Lee Deigaard’s nighttime photograph of a staring raccoon, its eyes two blank circles of reflected light, titled What’s Going to Happen? is a kind of animal film noir image, charged with anxiety; the animal looks both vulnerable and threatening, blinded and inscrutable. Catherine Chalmers has contributed a Cibachrome print of a cheery red tomato in which a large, chomping caterpillar burrows. Chalmers is a kind of amateur zoologist, raising insects in her New York City apartment and then observing their behavior. Chalmers’ seven-minute video, titled Safari, depicts what happens when a bunch of cockroaches are set loose in a jungle setting.
Jan Harrison’s sprawling, meat-hued ceramic cat, memorably titled I Am Happy with Teeth and Claws, expresses a joyful abandon that is both appealing and disturbing: Does it represent the beast in us, or suggest that there’s a portion of the beast that’s like us? Christie Rupp’s sculpture of a great auk – a flightless bird from the Far North that became extinct in the mid-19th century – resembles the handful of priceless actual auk skeletons squirreled away in natural history collections, except that it’s constructed of fast-food chicken bones. This simulacrum of a specimen, created from the bones of a bird whose species has met the opposite fate – extreme plenitude thanks to its commodification – is imbued with irony as well as pathos.
Henry, a freelance curator based in Woodstock and retired professor specializing in modern and contemporary art at Drew University, said that she has long been interested in “nature-based art, from referential to abstract. It’s about seeing that kind of life presence, the life energy, nature’s vastness and force and the human relation to it.” Henry characterized the work in the Woodstock exhibition as cutting-edge, given the usual cynical, exploitative stuff related to animals that still prevails – or did until very recently – at top galleries and museums.
When she took her students on gallery tours of New York City in the 1990s and early 2000s, Henry “was shocked at the depiction of animals that had been used and misused,” Damien Hirst’s cross-sections of cows and sheep taking the cake. “Usually, it was a male artist acting out,” she said, noting that in “The Animals Look Back at Us,” all but two of the artists are female.
Harrison – who also has contributed two pastels, each depicting an animal gazing directly at the viewer – said that the images are about more than meets the eye. “These beings want us to hear and see them,” she said. “They want us to communicate with them.

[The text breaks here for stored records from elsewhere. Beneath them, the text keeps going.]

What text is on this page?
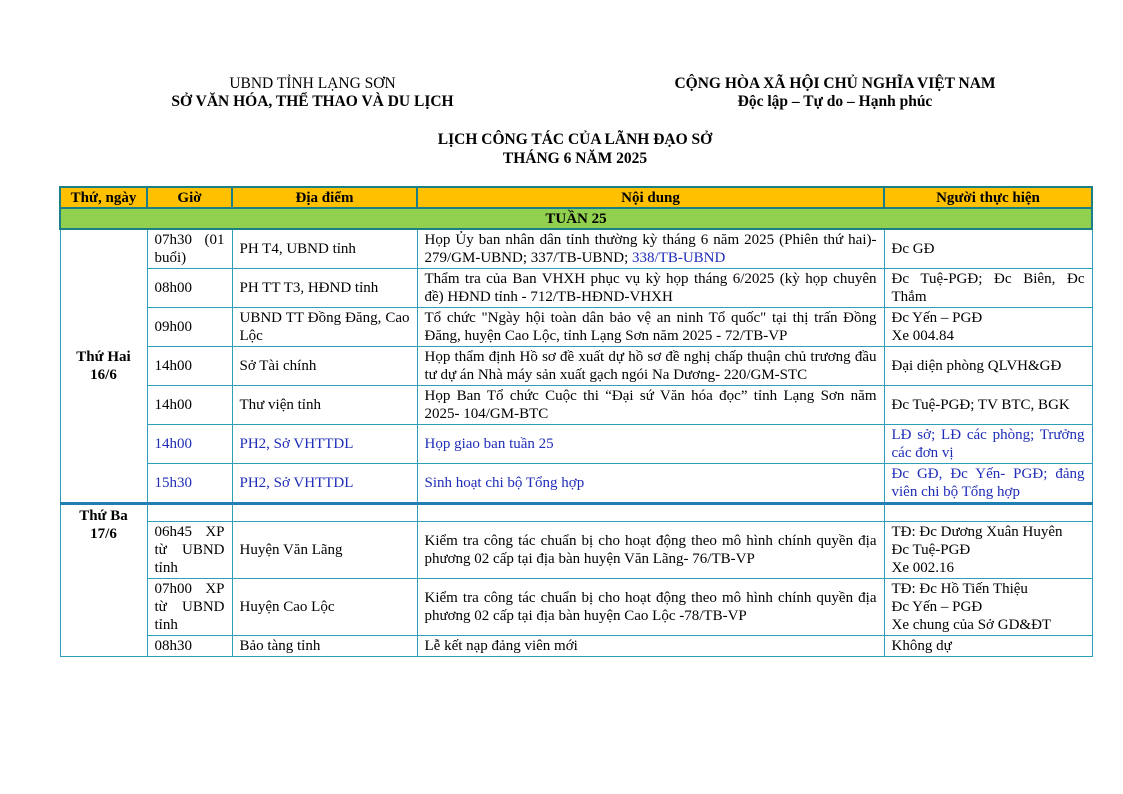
UBND TỈNH LẠNG SƠN
SỞ VĂN HÓA, THỂ THAO VÀ DU LỊCH
CỘNG HÒA XÃ HỘI CHỦ NGHĨA VIỆT NAM
Độc lập – Tự do – Hạnh phúc
LỊCH CÔNG TÁC CỦA LÃNH ĐẠO SỞ
THÁNG 6 NĂM 2025
Thứ, ngày	Giờ	Địa điểm	Nội dung	Người thực hiện
TUẦN 25				

Thứ Hai
16/6	07h30 (01 buổi)	PH T4, UBND tỉnh	Họp Ủy ban nhân dân tỉnh thường kỳ tháng 6 năm 2025 (Phiên thứ hai)- 279/GM-UBND; 337/TB-UBND; 338/TB-UBND	Đc GĐ
	08h00	PH TT T3, HĐND tỉnh	Thẩm tra của Ban VHXH phục vụ kỳ họp tháng 6/2025 (kỳ họp chuyên đề) HĐND tỉnh - 712/TB-HĐND-VHXH	Đc Tuệ-PGĐ; Đc Biên, Đc Thắm
	09h00	UBND TT Đồng Đăng, Cao Lộc	Tổ chức "Ngày hội toàn dân bảo vệ an ninh Tổ quốc" tại thị trấn Đồng Đăng, huyện Cao Lộc, tỉnh Lạng Sơn năm 2025 - 72/TB-VP	Đc Yến – PGĐ
Xe 004.84

	14h00	Sở Tài chính	Họp thẩm định Hồ sơ đề xuất dự hồ sơ đề nghị chấp thuận chủ trương đầu tư dự án Nhà máy sản xuất gạch ngói Na Dương- 220/GM-STC	Đại diện phòng QLVH&GĐ
	14h00	Thư viện tỉnh	Họp Ban Tổ chức Cuộc thi “Đại sứ Văn hóa đọc” tỉnh Lạng Sơn năm 2025- 104/GM-BTC	Đc Tuệ-PGĐ; TV BTC, BGK
	14h00	PH2, Sở VHTTDL	Họp giao ban tuần 25	LĐ sở; LĐ các phòng; Trưởng các đơn vị
	15h30	PH2, Sở VHTTDL	Sinh hoạt chi bộ Tổng hợp	Đc GĐ, Đc Yến- PGĐ; đảng viên chi bộ Tổng hợp

Thứ Ba
17/6				

	06h45 XP từ UBND tỉnh	Huyện Văn Lãng	Kiểm tra công tác chuẩn bị cho hoạt động theo mô hình chính quyền địa phương 02 cấp tại địa bàn huyện Văn Lãng- 76/TB-VP	TĐ: Đc Dương Xuân Huyên
Đc Tuệ-PGĐ
Xe 002.16

	07h00 XP từ UBND tỉnh	Huyện Cao Lộc	Kiểm tra công tác chuẩn bị cho hoạt động theo mô hình chính quyền địa phương 02 cấp tại địa bàn huyện Cao Lộc -78/TB-VP	TĐ: Đc Hồ Tiến Thiệu
Đc Yến – PGĐ
Xe chung của Sở GD&ĐT

	08h30	Bảo tàng tỉnh	Lễ kết nạp đảng viên mới	Không dự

Animals are emissaries for nature, and they’re pleading with us to please to get back to that point where we have a connection again. They are really insistent now.”
“The Animals Look Back at Us” will be on display at the Byrdcliffe Kleinert/James Center for the Arts from February 23 to March 24, with an opening reception on February 23 from 4 to 6 p.m. A talk with local naturalist Spider Barbour, “Introducing the Animals We Live With,” is scheduled for March 23 from 3 to 4:40 p.m. The artists are Terri Amig, Catherine Chalmers, Sue Coe, Lee Deigaard, Mary Frank, Jan Harrison, Gillian Jagger, Isabella Kirkland, David Marell, Gwynn Murrill, Christy Rupp, Janice Tieken and Eva van Rijn. An expanded version of the show will be on display at the Williamsburg Art and Historical Center in Brooklyn from September 21 through October 20.